Lack of support and tailored content hindering staff, says Towards Maturity report
Employees are increasingly willing to learn on the move or in their own time, according to a new report from L&D research organisation Towards Maturity – but businesses have been slow to provide tailored content or broader support to make mobile learning possible.
Learning and Performance on the Move – which pulled together the experiences of 1,600 UK employees and 600 senior L&D professionals – found that 90 per cent of workers now own a smartphone or tablet and 53 per cent rate the ability to access learning on a mobile device as either ‘essential’ or ‘very useful’.
But although two thirds of organisations offer some form of mobile learning, only 38 per cent are developing mobile-specific resources, and the numbers implementing mobile learning have remained static for two years. Fewer than one in five employees feel their L&D department encourages them to learn online.
With the proliferation of mobile workers, and the familiarity of millennials with mobile content, the time is ripe for a strategic shift, said Laura Overton, CEO of Towards Maturity: “New flexible and fluid working environments require L&D leaders to rethink how learning and performance is supported.

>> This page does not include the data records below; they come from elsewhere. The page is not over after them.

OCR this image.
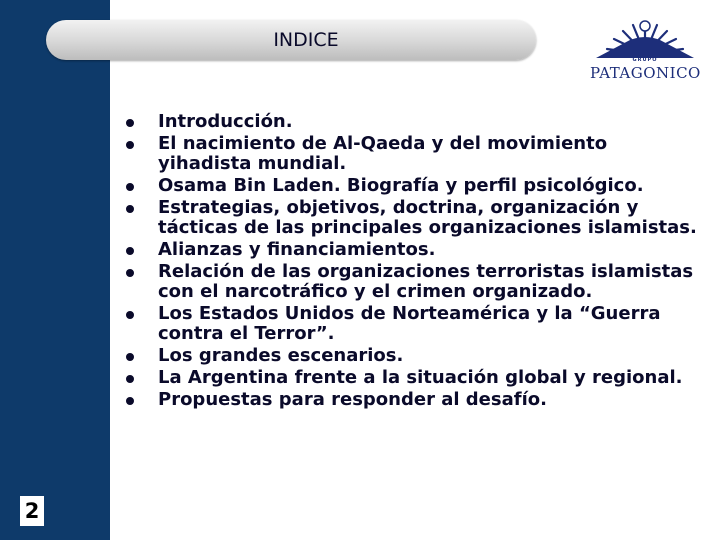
2
INDICE
GRUPO
PATAGONICO
Introducción.
El nacimiento de Al-Qaeda y del movimiento yihadista mundial.
Osama Bin Laden. Biografía y perfil psicológico.
Estrategias, objetivos, doctrina, organización y tácticas de las principales organizaciones islamistas.
Alianzas y financiamientos.
Relación de las organizaciones terroristas islamistas con el narcotráfico y el crimen organizado.
Los Estados Unidos de Norteamérica y la “Guerra contra el Terror”.
Los grandes escenarios.
La Argentina frente a la situación global y regional.
Propuestas para responder al desafío.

This is not simply about putting existing content on a phone or tablet, it is about understanding how L&D can support a mobile workforce that is tech-savvy, connected and that learns more from peers and resources that are easily found at the point of need rather than formal interventions.”
In the 2015 CIPD Learning and Development survey, only a quarter of respondents said they plan to increase their use of mobile learning in the year ahead, making it significantly less of an L&D priority than coaching and mentoring, mobile classrooms or webinars.
The Towards Maturity report found that, while 37 per cent of employers provide smartphones or tablets to enable learning and 40 per cent support ‘bring your own device’, there are barriers to enabling fully fledged mobile learning. While cost is a concern, security was also cited by half of L&D respondents, and others are worried about variation in learners’ own devices, the complexity of providing support for mobile learning and the potential for losing control of corporate infrastructure.
But there is also a significant opportunity ahead. Three quarters of learners are prepared to use their own time to improve their skills and become more efficient, but only 16 per cent of managers allow staff time to learn at home, a figure that has decreased over the last five years.